Perencanaan kegiatan tersebut seperitnya indentik dengan catatan sejarah peradaban manusia yang telah menunjukkan berbagai contoh soal pemimpin atau negara yang bertindak dengan brutal terhadap rakyat yang seakan-akan dianggap sebagai musuh demi mempertahankan atau memperluas kekuasaan. Tidak sedikit pula para pejabat pemerintah yang tidak kompeten akan mengorbankan kepentingan rakyat demi kepentingan pribadi atau kelompok mereka sendiri.
Apalagi proses penganggaran untuk kegiatan tersebut terkesan telah dilakukan dengan cara berpura-pura bodoh ataupun tidak mengerti serta memahami frasa “dengan cara yang aspiratif, akomodatif, dan selektif “ sebagaimana penjelasan atas ketentuan Pasal 3 angka (3) Undang-Undang Nomor 28 tahun 1999 tentang Penyelenggaraan Negara Yang Bersih dan Bebas dari Korupsi, Kolusi dan Neptisme atau yang juga dikenal dengan sebutan Undang-Undang anti KKN.
Serta dilakukan dengan tanpa memperhatikan ataupun mengindahkan prinsip-prinsip dasar penganggaran yang salah satunya yaitu prinsip kehati-hatian dan/atau telah dengan sengaja melakukan penganggaran dengan cara yang bertentangan ketentuan Pasal 3 ayat (1) Peraturan Pemerintah Nomor 12 tahun 2019 tentang Pengelolaan Keuangan Daerah, dan telah dilakukan dengan menggunakan dalih dan dalil serta dengan mengatas namakan kepentingan hajat hidup orang banyak (masyarakat).
Indikasi kebiadaban dan signalement keserakahan Pemerintahan Provinsi Jambi menjadi semakin terlihat jelas dari penempatan jabatan kepada dinas dengan latar belakang pendidikan atau disiplin ilmu (basic education) yang tidak memiliki korelasi secara langsung dengan dunia konstruksi dan arsitektur. Tepatnya Sarjana Pendidikan (S.Pd) dan Magister Sains (M.Si).

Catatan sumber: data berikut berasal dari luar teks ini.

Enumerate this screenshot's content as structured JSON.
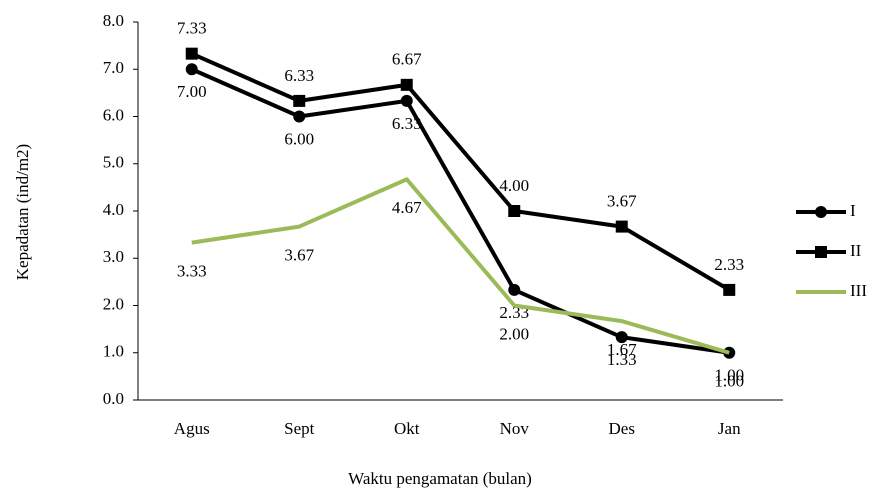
{
  "chart_data": {
    "type": "line",
    "x_label": "Waktu pengamatan (bulan)",
    "y_label": "Kepadatan (ind/m2)",
    "categories": [
      "Agus",
      "Sept",
      "Okt",
      "Nov",
      "Des",
      "Jan"
    ],
    "series": [
      {
        "name": "I",
        "color": "#000000",
        "marker": "circle",
        "values": [
          7,
          6,
          6.33,
          2.33,
          1.33,
          1
        ],
        "value_labels": [
          "7.00",
          "6.00",
          "6.33",
          "2.33",
          "1.33",
          "1.00"
        ]
      },
      {
        "name": "II",
        "color": "#000000",
        "marker": "square",
        "values": [
          7.33,
          6.33,
          6.67,
          4,
          3.67,
          2.33
        ],
        "value_labels": [
          "7.33",
          "6.33",
          "6.67",
          "4.00",
          "3.67",
          "2.33"
        ]
      },
      {
        "name": "III",
        "color": "#9bbb59",
        "marker": "none",
        "values": [
          3.33,
          3.67,
          4.67,
          2,
          1.67,
          1
        ],
        "value_labels": [
          "3.33",
          "3.67",
          "4.67",
          "2.00",
          "1.67",
          "1.00"
        ]
      }
    ],
    "ylim": [
      0,
      8
    ],
    "yticks": [
      {
        "value": 0,
        "label": "0.0"
      },
      {
        "value": 1,
        "label": "1.0"
      },
      {
        "value": 2,
        "label": "2.0"
      },
      {
        "value": 3,
        "label": "3.0"
      },
      {
        "value": 4,
        "label": "4.0"
      },
      {
        "value": 5,
        "label": "5.0"
      },
      {
        "value": 6,
        "label": "6.0"
      },
      {
        "value": 7,
        "label": "7.0"
      },
      {
        "value": 8,
        "label": "8.0"
      }
    ],
    "legend": "right"
  }
}
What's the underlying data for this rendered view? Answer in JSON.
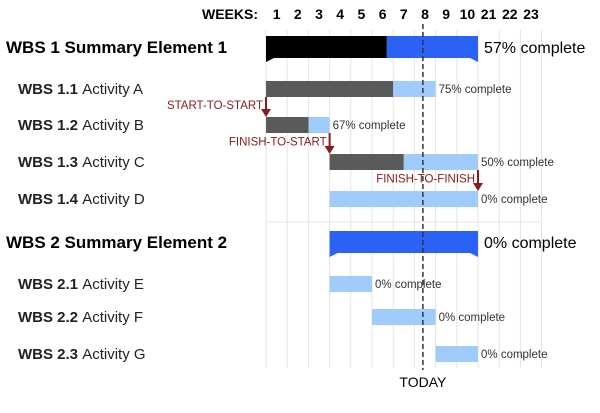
{
  "chart_data": {
    "type": "gantt",
    "weeks_label": "WEEKS:",
    "week_ticks": [
      "1",
      "2",
      "3",
      "4",
      "5",
      "6",
      "7",
      "8",
      "9",
      "10",
      "21",
      "22",
      "23"
    ],
    "today_label": "TODAY",
    "today_week": 7.4,
    "colors": {
      "summary_done": "#000000",
      "summary_todo": "#2a62f5",
      "activity_done": "#5a5a5a",
      "activity_todo": "#9fccfa",
      "dependency": "#8b1a1a",
      "grid": "#e4e4e4"
    },
    "rows": [
      {
        "kind": "summary",
        "id": "WBS 1",
        "name": "Summary Element 1",
        "start": 0,
        "end": 10,
        "complete": 0.57,
        "complete_label": "57% complete"
      },
      {
        "kind": "activity",
        "id": "WBS 1.1",
        "name": "Activity A",
        "start": 0,
        "end": 8,
        "complete": 0.75,
        "complete_label": "75% complete"
      },
      {
        "kind": "activity",
        "id": "WBS 1.2",
        "name": "Activity B",
        "start": 0,
        "end": 3,
        "complete": 0.67,
        "complete_label": "67% complete"
      },
      {
        "kind": "activity",
        "id": "WBS 1.3",
        "name": "Activity C",
        "start": 3,
        "end": 10,
        "complete": 0.5,
        "complete_label": "50% complete"
      },
      {
        "kind": "activity",
        "id": "WBS 1.4",
        "name": "Activity D",
        "start": 3,
        "end": 10,
        "complete": 0,
        "complete_label": "0% complete"
      },
      {
        "kind": "summary",
        "id": "WBS 2",
        "name": "Summary Element 2",
        "start": 3,
        "end": 10,
        "complete": 0,
        "complete_label": "0% complete"
      },
      {
        "kind": "activity",
        "id": "WBS 2.1",
        "name": "Activity E",
        "start": 3,
        "end": 5,
        "complete": 0,
        "complete_label": "0% complete"
      },
      {
        "kind": "activity",
        "id": "WBS 2.2",
        "name": "Activity F",
        "start": 5,
        "end": 8,
        "complete": 0,
        "complete_label": "0% complete"
      },
      {
        "kind": "activity",
        "id": "WBS 2.3",
        "name": "Activity G",
        "start": 8,
        "end": 10,
        "complete": 0,
        "complete_label": "0% complete"
      }
    ],
    "dependencies": [
      {
        "label": "START-TO-START",
        "from_row": 1,
        "to_row": 2,
        "week": 0
      },
      {
        "label": "FINISH-TO-START",
        "from_row": 2,
        "to_row": 3,
        "week": 3
      },
      {
        "label": "FINISH-TO-FINISH",
        "from_row": 3,
        "to_row": 4,
        "week": 10
      }
    ]
  }
}
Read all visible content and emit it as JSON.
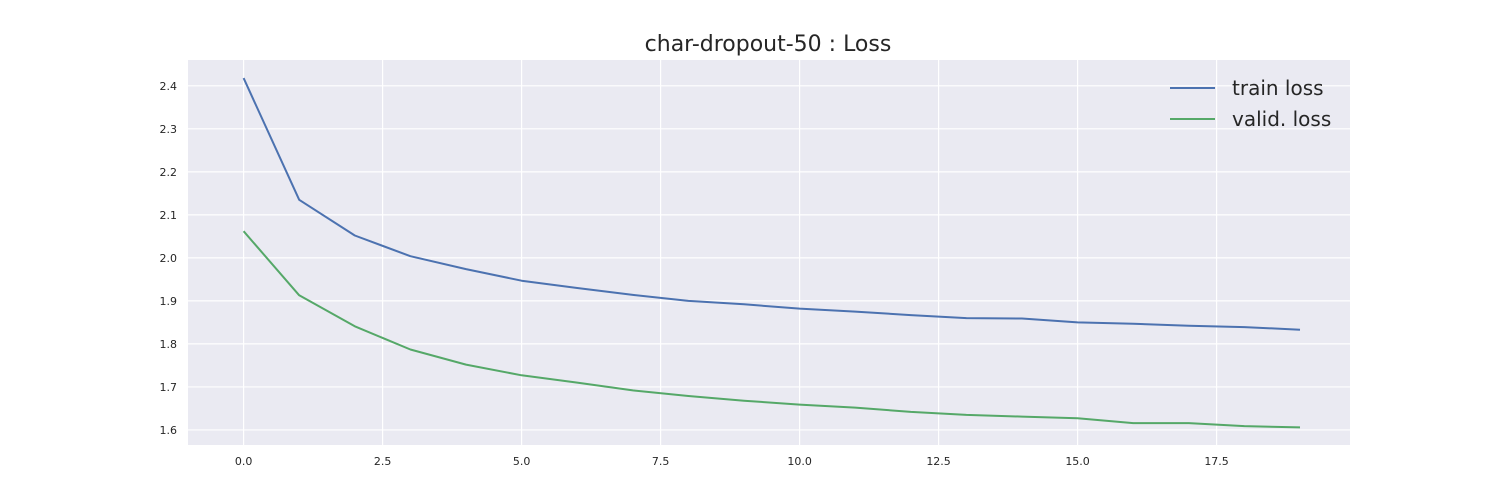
{
  "chart_data": {
    "type": "line",
    "title": "char-dropout-50 : Loss",
    "xlabel": "",
    "ylabel": "",
    "xlim": [
      -1,
      19.9
    ],
    "ylim": [
      1.565,
      2.46
    ],
    "xticks": [
      0.0,
      2.5,
      5.0,
      7.5,
      10.0,
      12.5,
      15.0,
      17.5
    ],
    "xtick_labels": [
      "0.0",
      "2.5",
      "5.0",
      "7.5",
      "10.0",
      "12.5",
      "15.0",
      "17.5"
    ],
    "yticks": [
      1.6,
      1.7,
      1.8,
      1.9,
      2.0,
      2.1,
      2.2,
      2.3,
      2.4
    ],
    "ytick_labels": [
      "1.6",
      "1.7",
      "1.8",
      "1.9",
      "2.0",
      "2.1",
      "2.2",
      "2.3",
      "2.4"
    ],
    "grid": true,
    "legend_position": "top-right",
    "background_color": "#eaeaf2",
    "x": [
      0,
      1,
      2,
      3,
      4,
      5,
      6,
      7,
      8,
      9,
      10,
      11,
      12,
      13,
      14,
      15,
      16,
      17,
      18,
      19
    ],
    "series": [
      {
        "name": "train loss",
        "color": "#4c72b0",
        "values": [
          2.418,
          2.135,
          2.052,
          2.004,
          1.974,
          1.947,
          1.93,
          1.914,
          1.9,
          1.892,
          1.882,
          1.875,
          1.867,
          1.86,
          1.859,
          1.85,
          1.847,
          1.842,
          1.839,
          1.833
        ]
      },
      {
        "name": "valid. loss",
        "color": "#55a868",
        "values": [
          2.062,
          1.913,
          1.841,
          1.787,
          1.752,
          1.727,
          1.71,
          1.692,
          1.679,
          1.668,
          1.659,
          1.652,
          1.642,
          1.635,
          1.631,
          1.627,
          1.616,
          1.616,
          1.609,
          1.606
        ]
      }
    ]
  }
}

Patut diduga kuat untuk diyakini bahwa pemberian hak dan kewenangan yang melekat pada kedudukan dan jabatan tersebut telah sengaja direncanakan guna mengiringi perencanaan paket Multy Years bernilai Triliunan Rupiah yang dilakukan dengan cara melakukan perbuatan yang bertentangan dengan Azaz-Azaz Umum Pemerintahan yang Baik (AUPB) sebagai sekumpulan mantra sakti penyelenggaraan organisasi kekuasaan.
Tepatnya suatu perbuatan yang bertentangan dengan azaz profesionalitas sebagaimana yang telah diatur dengan ketentuan Pasal 3 angka (6) Undang-Undang Anti KKN dengan amanat: “Asas-asas Umum penyelenggaraan negara meliputi: (6) Asas Profesionalitas.
Amanat konstitusional yang disertai dengan kalimat yang memberikan penjelasan bahwa: “Yang dimaksud dengan "Azaz Profesionalitas" adalah azaz yang mengutamakan keahlian yang berlandaskan kode etik dan ketentuan peraturan perundang-undangan yang berlaku.
Sepertinya baik sebagian maupun secara keseluruhan kebijakan Pemerintahan Provinsi Jambi menyangkut pengalokasian anggaran jumbo yang bersumber dari APBD dan serta pemberian kekuasaan atas seseorang karena ukuran kedekatan emosional adalah suatu perbuatan ataupun tindakan yang bertentangan dengan ketentuan Pasal 52 ayat (2) Undang-Undang Nomor 30 tahun 2014 tentang Administrasi Pemerintah yang secara tegas mengatur bahwa syarat sahnya sebuah keputusan didasarkan pada ketentuan Peraturan Perundang-undangan dan AUPB.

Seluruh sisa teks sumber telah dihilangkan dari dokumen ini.